Alexandra Shulman will receive a CBE for services to fashion journalism less than a year after stepping down as British Vogue’s editor.
Her upgraded honour comes after previously being awarded an OBE in 2005.
Shulman, 60, held the reins of the fashion publication for more than 25 years until she departed in June 2017.
She was the longest serving and most successful editor of British Vogue, having been cited with increasing its circulation to record levels of roughly 200,000 during her time at the helm.
Shulman, the daughter of renowned film critic Milton Shulman and writer and Vogue contributor Drusilla Beyfus, started her career in fashion journalism at Tatler magazine in 1982.
In 1990 she was made the editor of British GQ magazine, and two years later she returned to take over the top role at the women’s fashion bible.

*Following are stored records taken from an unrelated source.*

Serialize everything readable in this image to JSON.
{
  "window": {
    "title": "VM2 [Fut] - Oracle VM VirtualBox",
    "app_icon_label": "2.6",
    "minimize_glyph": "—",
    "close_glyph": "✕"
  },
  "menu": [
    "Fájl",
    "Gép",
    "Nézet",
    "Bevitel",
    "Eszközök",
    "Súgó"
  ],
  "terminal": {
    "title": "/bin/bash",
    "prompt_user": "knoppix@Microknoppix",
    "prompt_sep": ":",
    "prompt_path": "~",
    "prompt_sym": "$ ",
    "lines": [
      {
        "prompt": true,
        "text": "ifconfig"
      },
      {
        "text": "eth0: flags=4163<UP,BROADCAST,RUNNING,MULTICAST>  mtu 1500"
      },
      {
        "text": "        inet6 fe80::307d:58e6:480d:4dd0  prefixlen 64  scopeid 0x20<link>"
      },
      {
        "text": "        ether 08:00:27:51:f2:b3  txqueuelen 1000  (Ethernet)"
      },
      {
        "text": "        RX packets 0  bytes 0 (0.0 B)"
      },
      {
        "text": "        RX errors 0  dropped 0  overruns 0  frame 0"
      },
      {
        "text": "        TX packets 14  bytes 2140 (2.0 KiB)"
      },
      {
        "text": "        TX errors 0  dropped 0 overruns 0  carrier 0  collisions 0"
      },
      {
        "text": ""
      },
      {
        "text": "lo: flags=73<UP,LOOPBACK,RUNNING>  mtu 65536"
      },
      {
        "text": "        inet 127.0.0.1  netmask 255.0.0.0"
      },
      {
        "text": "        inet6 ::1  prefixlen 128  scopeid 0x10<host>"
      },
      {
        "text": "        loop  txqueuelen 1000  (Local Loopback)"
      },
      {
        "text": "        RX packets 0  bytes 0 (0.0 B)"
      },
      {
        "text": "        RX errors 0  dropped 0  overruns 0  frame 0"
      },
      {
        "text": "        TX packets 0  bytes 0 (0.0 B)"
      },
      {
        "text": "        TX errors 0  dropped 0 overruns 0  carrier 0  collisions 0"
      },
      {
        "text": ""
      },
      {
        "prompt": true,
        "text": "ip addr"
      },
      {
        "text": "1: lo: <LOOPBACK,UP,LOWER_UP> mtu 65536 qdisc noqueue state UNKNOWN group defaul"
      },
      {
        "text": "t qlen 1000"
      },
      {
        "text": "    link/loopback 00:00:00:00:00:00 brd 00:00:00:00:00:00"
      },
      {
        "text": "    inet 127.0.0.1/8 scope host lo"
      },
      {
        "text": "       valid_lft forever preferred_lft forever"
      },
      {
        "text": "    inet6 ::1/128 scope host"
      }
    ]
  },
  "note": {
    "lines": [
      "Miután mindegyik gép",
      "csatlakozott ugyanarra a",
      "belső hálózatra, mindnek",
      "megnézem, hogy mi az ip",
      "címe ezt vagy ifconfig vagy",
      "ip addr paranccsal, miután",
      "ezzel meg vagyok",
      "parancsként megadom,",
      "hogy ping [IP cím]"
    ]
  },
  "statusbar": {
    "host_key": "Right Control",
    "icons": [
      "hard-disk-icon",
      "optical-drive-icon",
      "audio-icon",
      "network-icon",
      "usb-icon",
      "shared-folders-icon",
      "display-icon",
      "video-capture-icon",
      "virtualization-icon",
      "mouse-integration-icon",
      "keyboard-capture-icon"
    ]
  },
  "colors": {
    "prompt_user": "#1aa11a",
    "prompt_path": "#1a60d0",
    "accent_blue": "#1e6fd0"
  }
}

During her tenure at the fashion publication Shulman not only boosted its sales, but became known for several memorable and collectable covers, including the memorial issue featuring the late Diana, Princess of Wales, and a special-edition gold cover featuring Kate Moss’s silhouette in 2000.
One of Shulman’s most memorable moments was her securing of the Duchess of Cambridge for the cover of the magazine’s landmark centenary edition.
The coup was televised in BBC documentary Absolutely Fashion: Inside British Vogue in 2016, although Shulman had worked her magic on an elaborate ploy to keep the deal a secret from the film’s creator Richard Macer.
Shulman has long been regarded as a champion of British designers and also women, refusing to put diet-related literature in the magazine and speaking out about eating disorders within the fashion industry.
Despite her job, Shulman is not known for obsessing about her looks, and her candidness is one of her defining traits.
In August, she posted an undoctored picture of herself in a bikini on Instagram.
She once told The Guardian: “There was a newspaper piece which was kind of a round-up of all the editors of Vogue, and it was like the Russian one and the Italian one – and the description of me was ‘chain-smoking 50-year-old Toyota-driving divorcee’, and I thought, ‘Hmm, bit too much reality, actually’. I could have done with a bit more ‘cool ice‑maiden’.”
As well as her illustrious career at British Vogue, rivalling her US counterpart Anna Wintour, Shulman has also written for the Sunday Telegraph and the Daily Mail, and in 2012 she published Can We Still Be Friends?, her first novel.
In 2016, when she announced she would be departing the role after 25 years, Shulman said it was a hard to decision to quit the magazine “that I love” but that she wanted to “experience a different life”.
“I have edited British Vogue for 25 years almost to the day, and to have steered it during our spectacular centenary has been one of the greatest privileges,” she said.
“It has been very hard to find a rational reason to leave what is unquestionably a fascinating and rewarding role, but last autumn I realised that I very much wanted to experience a different life and look forward to a future separate to Vogue.”